Right now, when different language models work together, they have to send messages back and forth as text. But this approach has three big problems, according to researchers from several Chinese universities: text is a bottleneck, natural language can be ambiguous, and generating each token takes time.
One example shows where things break down. If a programmer LLM tells a writer LLM to "write content to the section wrapper," the writer might not know what "<p>" means and put the text in the wrong spot.

Sharing memory instead of text
The team's solution is C2C, which lets models exchange meaning by sending their internal memory—the KV cache—instead of final text.
The KV cache is like a model's internal scratchpad. As the model processes text, it stores mathematical snapshots of each word and phrase. These snapshots hold much richer information than the final text output. Text only gives the end result, but the KV cache captures all the steps and context along the way.
With C2C, a programming model can pass its internal understanding of something like an HTML structure straight to a writer model. The writer then knows exactly where to put everything, without guessing.
The C2C system works by projecting the source model's KV cache into the target model and merging their memory through a neural network called Cache Fuser. The Cache Fuser has three parts: a projection module to line up different cache formats, a dynamic weighting system to decide how much information to use, and an adaptive gate to pick which model layers get the benefit.

Different models store their internal data in unique ways, so the researchers had to sync these representations step by step. They first align how words are broken down, then connect the different model layers.
Tests show that enriching a model's KV cache with another model's memory boosts response quality, without making the cache bigger.
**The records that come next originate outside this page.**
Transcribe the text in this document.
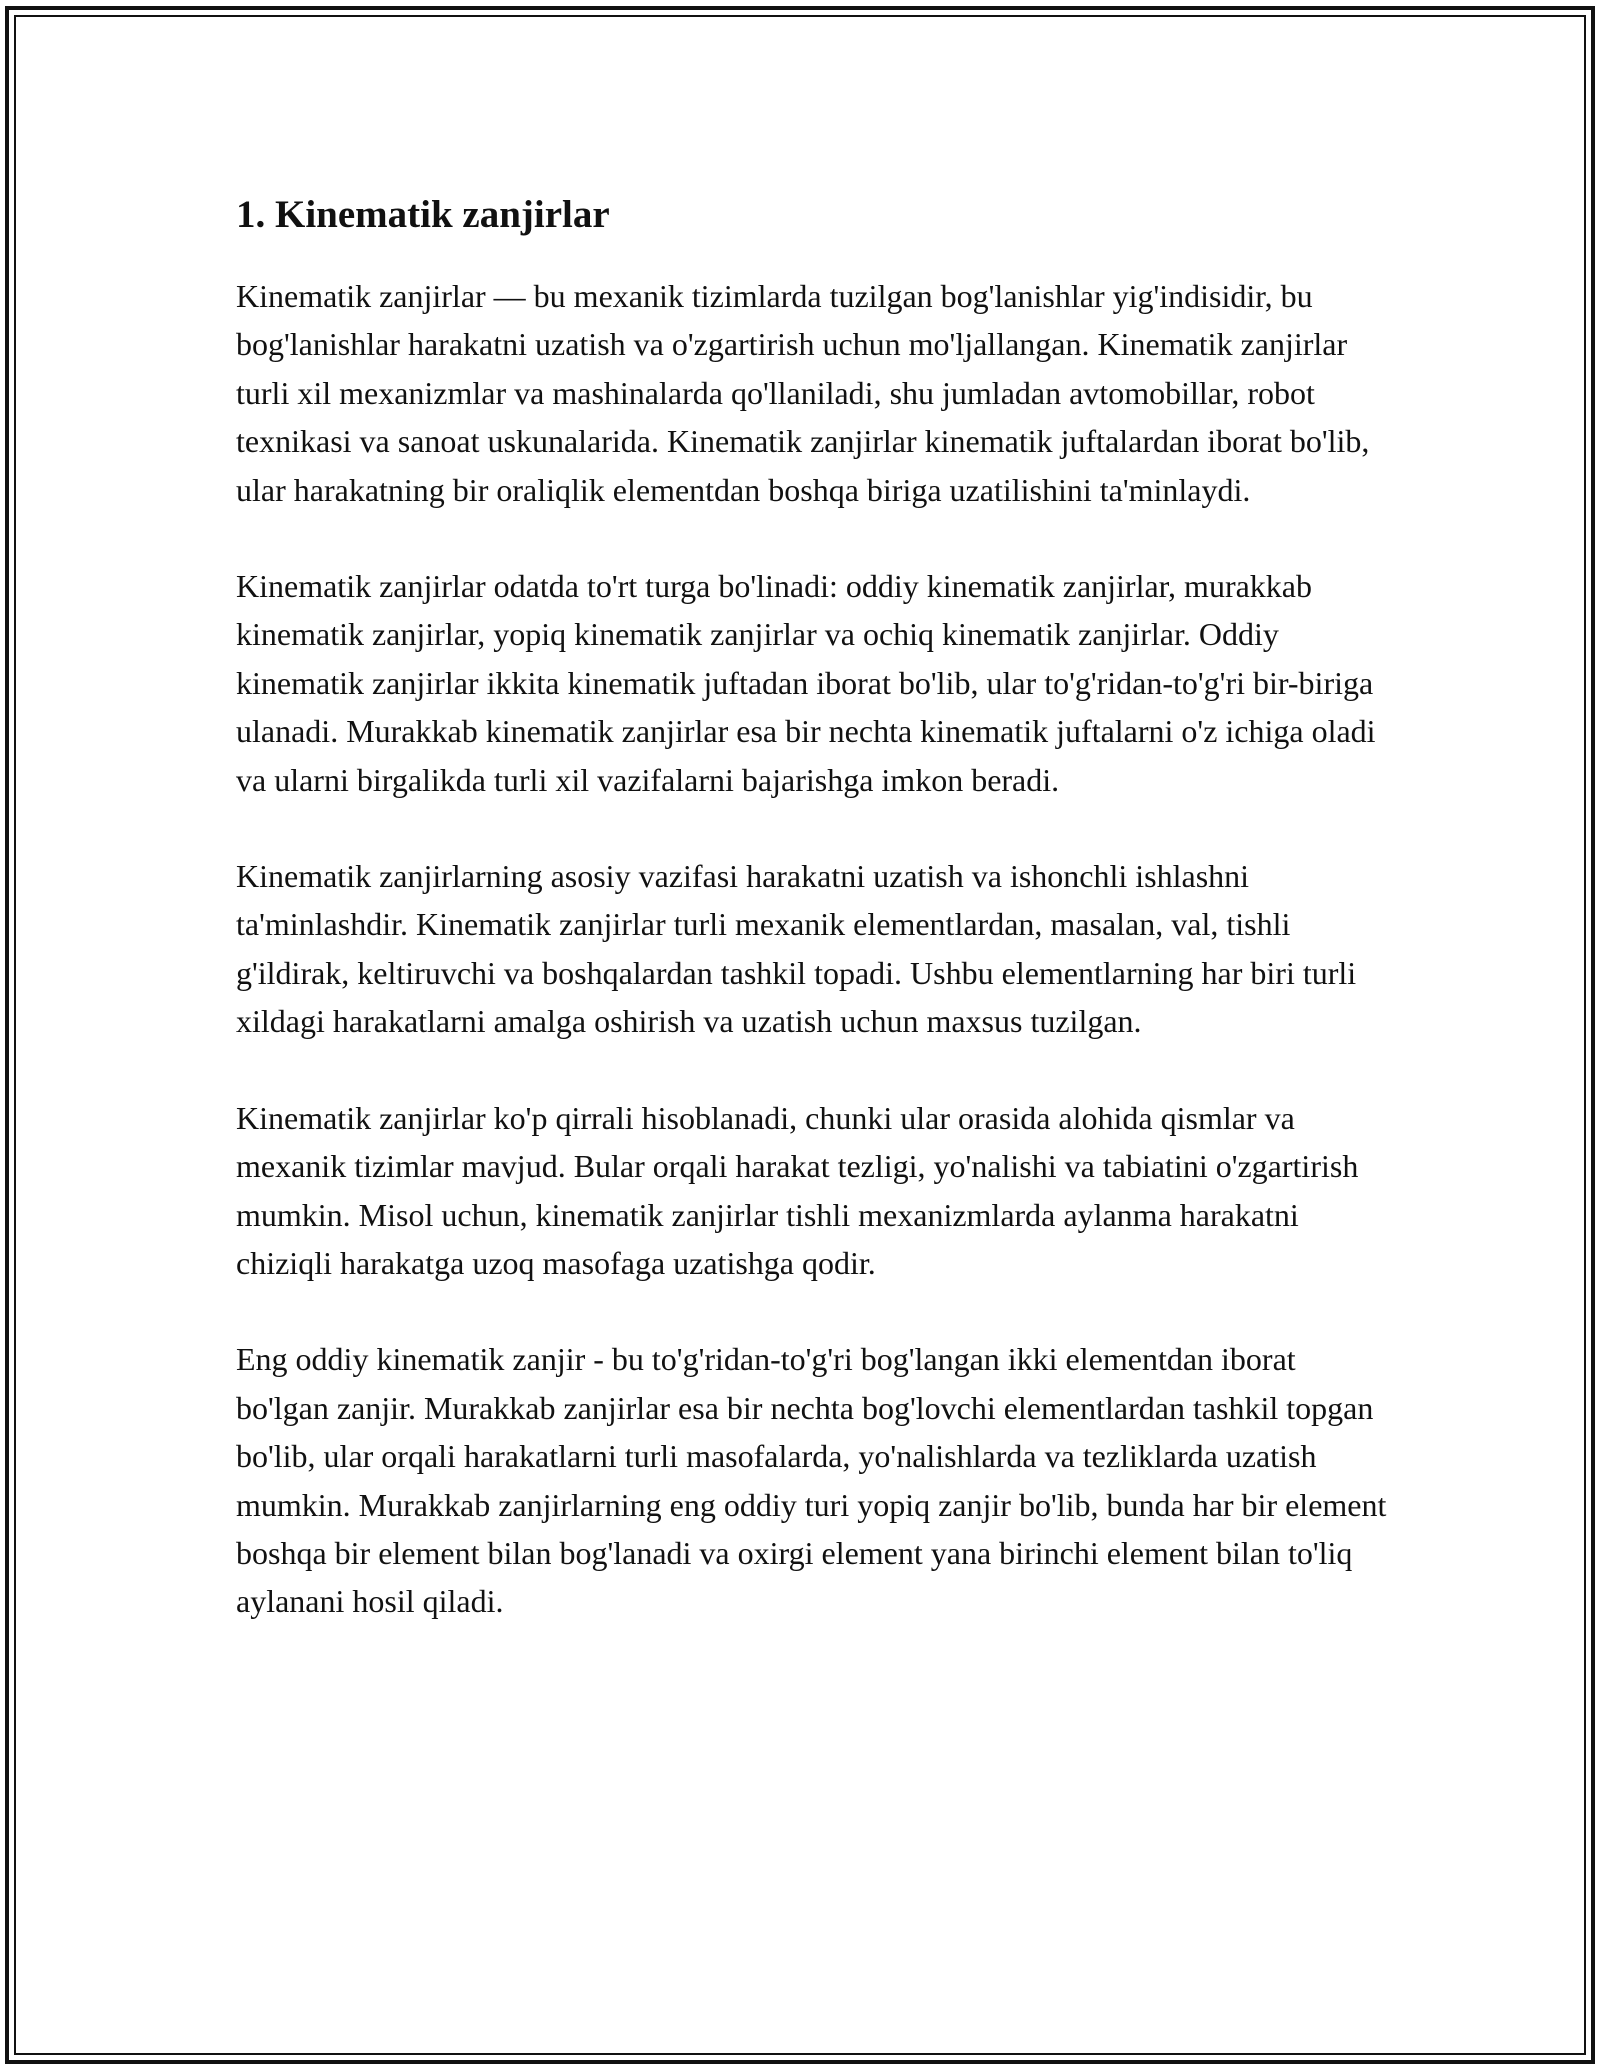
1. Kinematik zanjirlar

Kinematik zanjirlar — bu mexanik tizimlarda tuzilgan bog'lanishlar yig'indisidir, bu bog'lanishlar harakatni uzatish va o'zgartirish uchun mo'ljallangan. Kinematik zanjirlar turli xil mexanizmlar va mashinalarda qo'llaniladi, shu jumladan avtomobillar, robot texnikasi va sanoat uskunalarida. Kinematik zanjirlar kinematik juftalardan iborat bo'lib, ular harakatning bir oraliqlik elementdan boshqa biriga uzatilishini ta'minlaydi.

Kinematik zanjirlar odatda to'rt turga bo'linadi: oddiy kinematik zanjirlar, murakkab kinematik zanjirlar, yopiq kinematik zanjirlar va ochiq kinematik zanjirlar. Oddiy kinematik zanjirlar ikkita kinematik juftadan iborat bo'lib, ular to'g'ridan-to'g'ri bir-biriga ulanadi. Murakkab kinematik zanjirlar esa bir nechta kinematik juftalarni o'z ichiga oladi va ularni birgalikda turli xil vazifalarni bajarishga imkon beradi.

Kinematik zanjirlarning asosiy vazifasi harakatni uzatish va ishonchli ishlashni ta'minlashdir. Kinematik zanjirlar turli mexanik elementlardan, masalan, val, tishli g'ildirak, keltiruvchi va boshqalardan tashkil topadi. Ushbu elementlarning har biri turli xildagi harakatlarni amalga oshirish va uzatish uchun maxsus tuzilgan.

Kinematik zanjirlar ko'p qirrali hisoblanadi, chunki ular orasida alohida qismlar va mexanik tizimlar mavjud. Bular orqali harakat tezligi, yo'nalishi va tabiatini o'zgartirish mumkin. Misol uchun, kinematik zanjirlar tishli mexanizmlarda aylanma harakatni chiziqli harakatga uzoq masofaga uzatishga qodir.

Eng oddiy kinematik zanjir - bu to'g'ridan-to'g'ri bog'langan ikki elementdan iborat bo'lgan zanjir. Murakkab zanjirlar esa bir nechta bog'lovchi elementlardan tashkil topgan bo'lib, ular orqali harakatlarni turli masofalarda, yo'nalishlarda va tezliklarda uzatish mumkin. Murakkab zanjirlarning eng oddiy turi yopiq zanjir bo'lib, bunda har bir element boshqa bir element bilan bog'lanadi va oxirgi element yana birinchi element bilan to'liq aylanani hosil qiladi.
The team also found KV caches could be converted across models, with each model putting its own spin on the same input.
Faster, better results
In benchmarks, C2C beat regular text-based communication by 3 to 5 percent and increased accuracy by 8.5 to 10.5 percent compared to single models. Speed also roughly doubled.
The team tested different model combos, including Qwen2.5, Qwen3, Llama 3.2, and Gemma 3, with sizes from 0.6 billion to 14 billion parameters. Bigger source models with more knowledge delivered even better results.
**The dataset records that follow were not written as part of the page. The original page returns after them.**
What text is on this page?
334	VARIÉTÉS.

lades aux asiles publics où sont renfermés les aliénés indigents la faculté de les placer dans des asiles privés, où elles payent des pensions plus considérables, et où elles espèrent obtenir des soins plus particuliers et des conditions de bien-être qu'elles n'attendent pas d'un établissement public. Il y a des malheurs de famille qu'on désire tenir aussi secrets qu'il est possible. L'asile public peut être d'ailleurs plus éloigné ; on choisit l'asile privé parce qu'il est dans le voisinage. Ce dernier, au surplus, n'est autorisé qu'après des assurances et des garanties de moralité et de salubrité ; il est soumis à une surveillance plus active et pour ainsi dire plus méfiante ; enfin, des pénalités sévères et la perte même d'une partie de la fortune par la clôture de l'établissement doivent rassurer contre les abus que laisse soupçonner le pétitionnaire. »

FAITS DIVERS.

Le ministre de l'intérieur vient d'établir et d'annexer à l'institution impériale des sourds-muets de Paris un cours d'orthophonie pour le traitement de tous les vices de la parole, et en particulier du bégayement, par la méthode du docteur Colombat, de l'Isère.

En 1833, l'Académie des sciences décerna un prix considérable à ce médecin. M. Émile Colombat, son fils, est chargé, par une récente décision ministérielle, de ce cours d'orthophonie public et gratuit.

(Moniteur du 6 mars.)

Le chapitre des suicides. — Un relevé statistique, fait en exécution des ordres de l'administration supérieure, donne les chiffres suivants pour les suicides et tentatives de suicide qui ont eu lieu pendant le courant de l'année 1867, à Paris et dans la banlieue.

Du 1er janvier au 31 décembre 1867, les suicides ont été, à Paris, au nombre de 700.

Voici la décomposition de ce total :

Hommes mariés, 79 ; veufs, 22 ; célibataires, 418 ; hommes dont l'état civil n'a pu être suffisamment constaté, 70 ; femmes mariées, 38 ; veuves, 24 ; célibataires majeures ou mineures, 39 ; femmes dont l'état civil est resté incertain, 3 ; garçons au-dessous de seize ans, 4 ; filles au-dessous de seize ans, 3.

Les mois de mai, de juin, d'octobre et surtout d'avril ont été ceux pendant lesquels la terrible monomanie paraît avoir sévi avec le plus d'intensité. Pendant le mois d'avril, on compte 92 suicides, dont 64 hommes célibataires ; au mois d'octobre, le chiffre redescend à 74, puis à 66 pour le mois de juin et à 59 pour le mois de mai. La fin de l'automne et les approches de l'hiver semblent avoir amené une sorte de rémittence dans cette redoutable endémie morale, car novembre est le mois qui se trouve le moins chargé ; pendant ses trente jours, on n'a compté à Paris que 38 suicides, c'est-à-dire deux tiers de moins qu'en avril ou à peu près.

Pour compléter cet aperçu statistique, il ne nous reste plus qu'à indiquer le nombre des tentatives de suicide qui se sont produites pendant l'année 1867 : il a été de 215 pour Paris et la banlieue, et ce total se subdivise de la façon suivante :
Technical checks confirmed that C2C increases the semantic richness of shared memory. After fusion, the information density went up, showing that extra knowledge really got transferred.
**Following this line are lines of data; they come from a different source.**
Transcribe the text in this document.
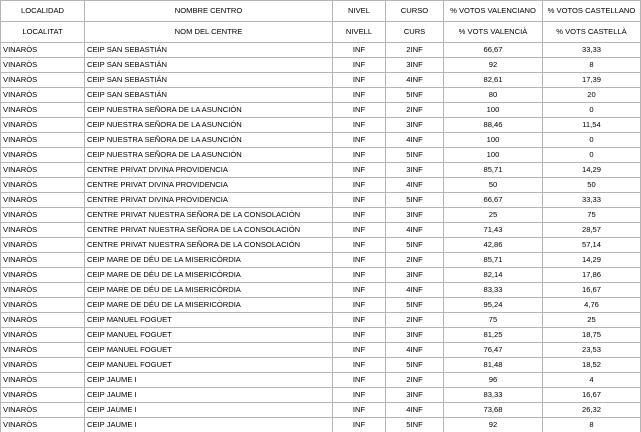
LOCALIDAD	NOMBRE CENTRO	NIVEL	CURSO	% VOTOS VALENCIANO	% VOTOS CASTELLANO
LOCALITAT	NOM DEL CENTRE	NIVELL	CURS	% VOTS VALENCIÀ	% VOTS CASTELLÀ
VINARÒS	CEIP SAN SEBASTIÁN	INF	2INF	66,67	33,33
VINARÒS	CEIP SAN SEBASTIÁN	INF	3INF	92	8
VINARÒS	CEIP SAN SEBASTIÁN	INF	4INF	82,61	17,39
VINARÒS	CEIP SAN SEBASTIÁN	INF	5INF	80	20
VINARÒS	CEIP NUESTRA SEÑORA DE LA ASUNCIÓN	INF	2INF	100	0
VINARÒS	CEIP NUESTRA SEÑORA DE LA ASUNCIÓN	INF	3INF	88,46	11,54
VINARÒS	CEIP NUESTRA SEÑORA DE LA ASUNCIÓN	INF	4INF	100	0
VINARÒS	CEIP NUESTRA SEÑORA DE LA ASUNCIÓN	INF	5INF	100	0
VINARÒS	CENTRE PRIVAT DIVINA PROVIDENCIA	INF	3INF	85,71	14,29
VINARÒS	CENTRE PRIVAT DIVINA PROVIDENCIA	INF	4INF	50	50
VINARÒS	CENTRE PRIVAT DIVINA PROVIDENCIA	INF	5INF	66,67	33,33
VINARÒS	CENTRE PRIVAT NUESTRA SEÑORA DE LA CONSOLACIÓN	INF	3INF	25	75
VINARÒS	CENTRE PRIVAT NUESTRA SEÑORA DE LA CONSOLACIÓN	INF	4INF	71,43	28,57
VINARÒS	CENTRE PRIVAT NUESTRA SEÑORA DE LA CONSOLACIÓN	INF	5INF	42,86	57,14
VINARÒS	CEIP MARE DE DÉU DE LA MISERICÒRDIA	INF	2INF	85,71	14,29
VINARÒS	CEIP MARE DE DÉU DE LA MISERICÒRDIA	INF	3INF	82,14	17,86
VINARÒS	CEIP MARE DE DÉU DE LA MISERICÒRDIA	INF	4INF	83,33	16,67
VINARÒS	CEIP MARE DE DÉU DE LA MISERICÒRDIA	INF	5INF	95,24	4,76
VINARÒS	CEIP MANUEL FOGUET	INF	2INF	75	25
VINARÒS	CEIP MANUEL FOGUET	INF	3INF	81,25	18,75
VINARÒS	CEIP MANUEL FOGUET	INF	4INF	76,47	23,53
VINARÒS	CEIP MANUEL FOGUET	INF	5INF	81,48	18,52
VINARÒS	CEIP JAUME I	INF	2INF	96	4
VINARÒS	CEIP JAUME I	INF	3INF	83,33	16,67
VINARÒS	CEIP JAUME I	INF	4INF	73,68	26,32
VINARÒS	CEIP JAUME I	INF	5INF	92	8
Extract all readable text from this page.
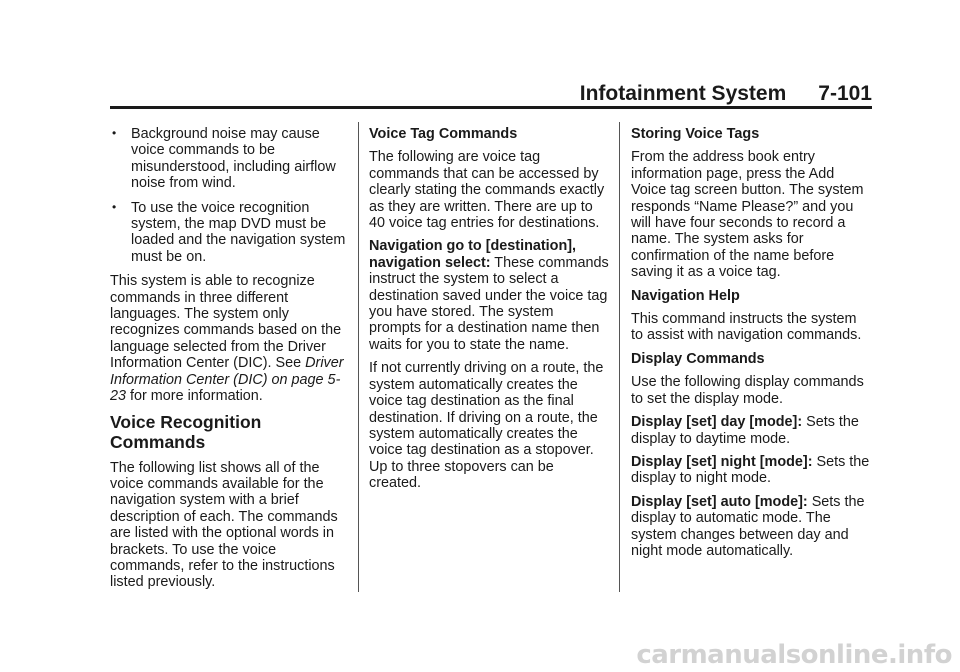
Infotainment System 7-101
• Background noise may cause voice commands to be misunderstood, including airflow noise from wind.
• To use the voice recognition system, the map DVD must be loaded and the navigation system must be on.

This system is able to recognize commands in three different languages. The system only recognizes commands based on the language selected from the Driver Information Center (DIC). See Driver Information Center (DIC) on page 5-23 for more information.

Voice Recognition Commands

The following list shows all of the voice commands available for the navigation system with a brief description of each. The commands are listed with the optional words in brackets. To use the voice commands, refer to the instructions listed previously.

Voice Tag Commands

The following are voice tag commands that can be accessed by clearly stating the commands exactly as they are written. There are up to 40 voice tag entries for destinations.

Navigation go to [destination], navigation select: These commands instruct the system to select a destination saved under the voice tag you have stored. The system prompts for a destination name then waits for you to state the name.

If not currently driving on a route, the system automatically creates the voice tag destination as the final destination. If driving on a route, the system automatically creates the voice tag destination as a stopover. Up to three stopovers can be created.

Storing Voice Tags

From the address book entry information page, press the Add Voice tag screen button. The system responds “Name Please?” and you will have four seconds to record a name. The system asks for confirmation of the name before saving it as a voice tag.

Navigation Help

This command instructs the system to assist with navigation commands.

Display Commands

Use the following display commands to set the display mode.

Display [set] day [mode]: Sets the display to daytime mode.

Display [set] night [mode]: Sets the display to night mode.

Display [set] auto [mode]: Sets the display to automatic mode. The system changes between day and night mode automatically.

carmanualsonline.info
One big plus is efficiency. Only the C2C connection module needs training—the source and target models stay the same. This avoids the massive costs of retraining full models.
The researchers say C2C could be used for privacy-sensitive teamwork between cloud and edge devices, paired with existing acceleration tricks, or as part of multimodal systems that mix language, images, and actions.
The team has open-sourced their code on GitHub and sees cache-to-cache as a practical alternative to text for building faster, more scalable AI systems.